I have the following table:
df = structure(list(test_id = c(1, 1, 1, 2, 2, 3, 3, 3, 3, 4, 4), person = structure(c(1L,
2L, 3L, 2L, 3L, 1L, 2L, 3L, 4L, 1L, 3L), .Label = c("a", "b",
"c", "d"), class = "factor"), points = c(1, 5, 2, 6, 5, 3, 4,
5, 6, 2, 1)), .Names = c("test_id", "person", "points"), row.names = c(NA,
-11L), class = "data.frame")
I want to determine a couple of scenarios and need your help on scenarios 2 & 3:
- Which single person tallies the most points across all the tests,
e.g. using dplyr:
df %>% group_by(person) %>% summarize(most_points = sum(points)) %>% top_n(1,most_points)

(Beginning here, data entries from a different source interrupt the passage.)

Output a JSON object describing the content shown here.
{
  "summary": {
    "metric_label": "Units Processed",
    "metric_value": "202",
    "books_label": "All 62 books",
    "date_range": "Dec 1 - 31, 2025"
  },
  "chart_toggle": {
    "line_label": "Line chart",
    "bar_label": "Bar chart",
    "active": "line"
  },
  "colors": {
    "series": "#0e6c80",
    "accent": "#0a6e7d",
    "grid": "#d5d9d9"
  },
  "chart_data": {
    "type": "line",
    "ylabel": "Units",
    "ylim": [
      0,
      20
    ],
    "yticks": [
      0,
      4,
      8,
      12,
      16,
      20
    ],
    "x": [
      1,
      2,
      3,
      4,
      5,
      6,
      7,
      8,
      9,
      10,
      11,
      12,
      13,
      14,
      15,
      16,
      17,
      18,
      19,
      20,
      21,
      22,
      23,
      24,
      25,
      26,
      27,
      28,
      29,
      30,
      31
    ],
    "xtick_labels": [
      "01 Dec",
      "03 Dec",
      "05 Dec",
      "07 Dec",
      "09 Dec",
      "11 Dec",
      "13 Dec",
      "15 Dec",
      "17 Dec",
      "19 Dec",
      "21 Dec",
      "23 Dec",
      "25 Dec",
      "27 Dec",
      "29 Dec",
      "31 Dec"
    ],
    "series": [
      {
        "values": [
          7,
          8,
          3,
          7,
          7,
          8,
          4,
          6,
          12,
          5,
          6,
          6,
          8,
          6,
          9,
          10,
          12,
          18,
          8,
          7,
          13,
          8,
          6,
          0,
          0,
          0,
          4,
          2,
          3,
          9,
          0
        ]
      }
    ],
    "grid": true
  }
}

Which two people combine to tally the most points across all tests (taking the maximum point value between the two people for each test)
Expected output: person a & person b would be the best two person combination, with the sum of their points being 17 (b wins tests 1,2 & 3 and a wins test 4).
Which three people combine to tally the most points across all tests (taking the maximum point value between the three people for each test)
Expected output: person a, person b & person c would be the best three person combination, with the sum of their points being 19 (person b wins tests 1 & 2, person d wins test 3, person a wins test 4)
This is a very simplified table and in reality I have hundreds of thousands of rows I'll be analyzing with many more people and test_id's. Note that not everyone has a point value for each test. I'm not interested in a weighted average, simply maximum points they (or a combination of two/three of them) have accumulated.